Her face softened. The frustration was gone, replaced by a wave of deep, maternal affection. "What do you mean? Like, you're sick?"
"No," he said, shaking his head. He looked down at his hands, at the dirt under his nails. "I mean... deep. Deep inside. Like... like you're broken. Or you're hiding something, but you're even hiding it from yourself. Like you're... wrong." He finally looked at her, his eyes desperate. "When I was dreaming... I felt... this... thing. This hunger. And it scared me. It really, really scared me, Ruth. And... I think... I think it was me."
He held his breath. He had given her the knife. He had shown her his throat. He was waiting for her to run. To look at him with the same fear and disgust everyone else did.
Ruth stared at him for a long, quiet moment. He could see her processing, her mind working. She didn't run.
She sighed, a soft, sad sound. "Oh, Bruce."
She didn't move away. She moved closer. And she took his hand.
Her hand was warm, a little calloused from her guitar. It was real. It was an anchor.
"There is nothing wrong with you," she said, her voice fierce, but so, so gentle. "Do you hear me? Nothing."
He looked at her, stunned into silence.
"You're... you," she said, as if it were the simplest, most obvious thing in the world. "You're quiet. And you're intense. And you see the world differently. You feel things, Bruce. Deeper than anyone I know. That's not 'wrong.' That's... it's just you."
"But the dream..."
"It was a nightmare, you goof," she said, squeezing his hand. "A bad one. Because you're stressed. About school, about... about everything. You're not hungry. You're not a monster. You're just... Bruce."

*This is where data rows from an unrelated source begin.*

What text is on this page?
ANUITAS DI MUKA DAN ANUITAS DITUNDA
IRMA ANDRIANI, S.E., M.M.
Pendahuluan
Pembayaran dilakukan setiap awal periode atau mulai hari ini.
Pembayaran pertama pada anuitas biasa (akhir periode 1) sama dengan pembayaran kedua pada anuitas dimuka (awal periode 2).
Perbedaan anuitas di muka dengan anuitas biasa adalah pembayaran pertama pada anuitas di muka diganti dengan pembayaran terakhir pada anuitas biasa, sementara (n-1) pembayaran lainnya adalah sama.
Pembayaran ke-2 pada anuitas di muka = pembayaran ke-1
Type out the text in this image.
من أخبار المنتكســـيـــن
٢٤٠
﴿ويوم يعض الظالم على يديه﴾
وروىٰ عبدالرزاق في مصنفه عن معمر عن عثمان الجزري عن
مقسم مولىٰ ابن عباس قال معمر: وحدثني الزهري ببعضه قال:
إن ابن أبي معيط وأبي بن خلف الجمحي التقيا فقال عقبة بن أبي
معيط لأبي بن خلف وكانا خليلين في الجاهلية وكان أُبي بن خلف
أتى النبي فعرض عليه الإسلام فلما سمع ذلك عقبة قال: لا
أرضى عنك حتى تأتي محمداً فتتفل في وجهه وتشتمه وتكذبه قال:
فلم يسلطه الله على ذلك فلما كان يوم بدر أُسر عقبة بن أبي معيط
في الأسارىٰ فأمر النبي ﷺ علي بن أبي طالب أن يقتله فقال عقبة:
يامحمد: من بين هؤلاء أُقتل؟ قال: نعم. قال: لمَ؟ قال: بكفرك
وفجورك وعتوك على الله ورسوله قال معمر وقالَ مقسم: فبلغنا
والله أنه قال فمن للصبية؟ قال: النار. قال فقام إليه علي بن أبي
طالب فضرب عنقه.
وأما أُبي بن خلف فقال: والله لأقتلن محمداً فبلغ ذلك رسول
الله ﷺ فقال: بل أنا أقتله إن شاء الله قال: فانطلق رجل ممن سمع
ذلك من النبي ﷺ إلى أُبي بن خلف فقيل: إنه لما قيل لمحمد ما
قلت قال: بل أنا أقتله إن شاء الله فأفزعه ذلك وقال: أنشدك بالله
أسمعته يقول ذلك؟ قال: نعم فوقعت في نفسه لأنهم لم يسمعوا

She leaned in, her hair smelling like apples. "And you're the best person I know."
She kissed him.
It was soft, and a little chapped from the wind, and it was the most real thing that had happened to him all day. The second her lips touched his, the roar in his head didn't just quiet; it retreated. It was as if her simple, human, normal reality was a shield, and the screaming, hungry thing inside him couldn't touch her.
It was... peace.
He wrapped his arms around her, pulling her close, holding on to her like a drowning man. He buried his face in her hair, breathing in the smell of apples and sunlight. For one second, he was safe. He was just a boy on a hill, kissing a girl.
"See?" she whispered, smiling against his lips. "Nothing wrong with you."
He held her tight. And over her shoulder, he looked down at the model-train town, so peaceful in the afternoon sun. He felt the warmth of her in his arms.
And he felt the skin on his left shoulder blade, right over his birthmark, begin to itch.
He held her tighter, a new, colder dread seeping in.
He knew, with an absolute, sinking certainty, that she was wrong.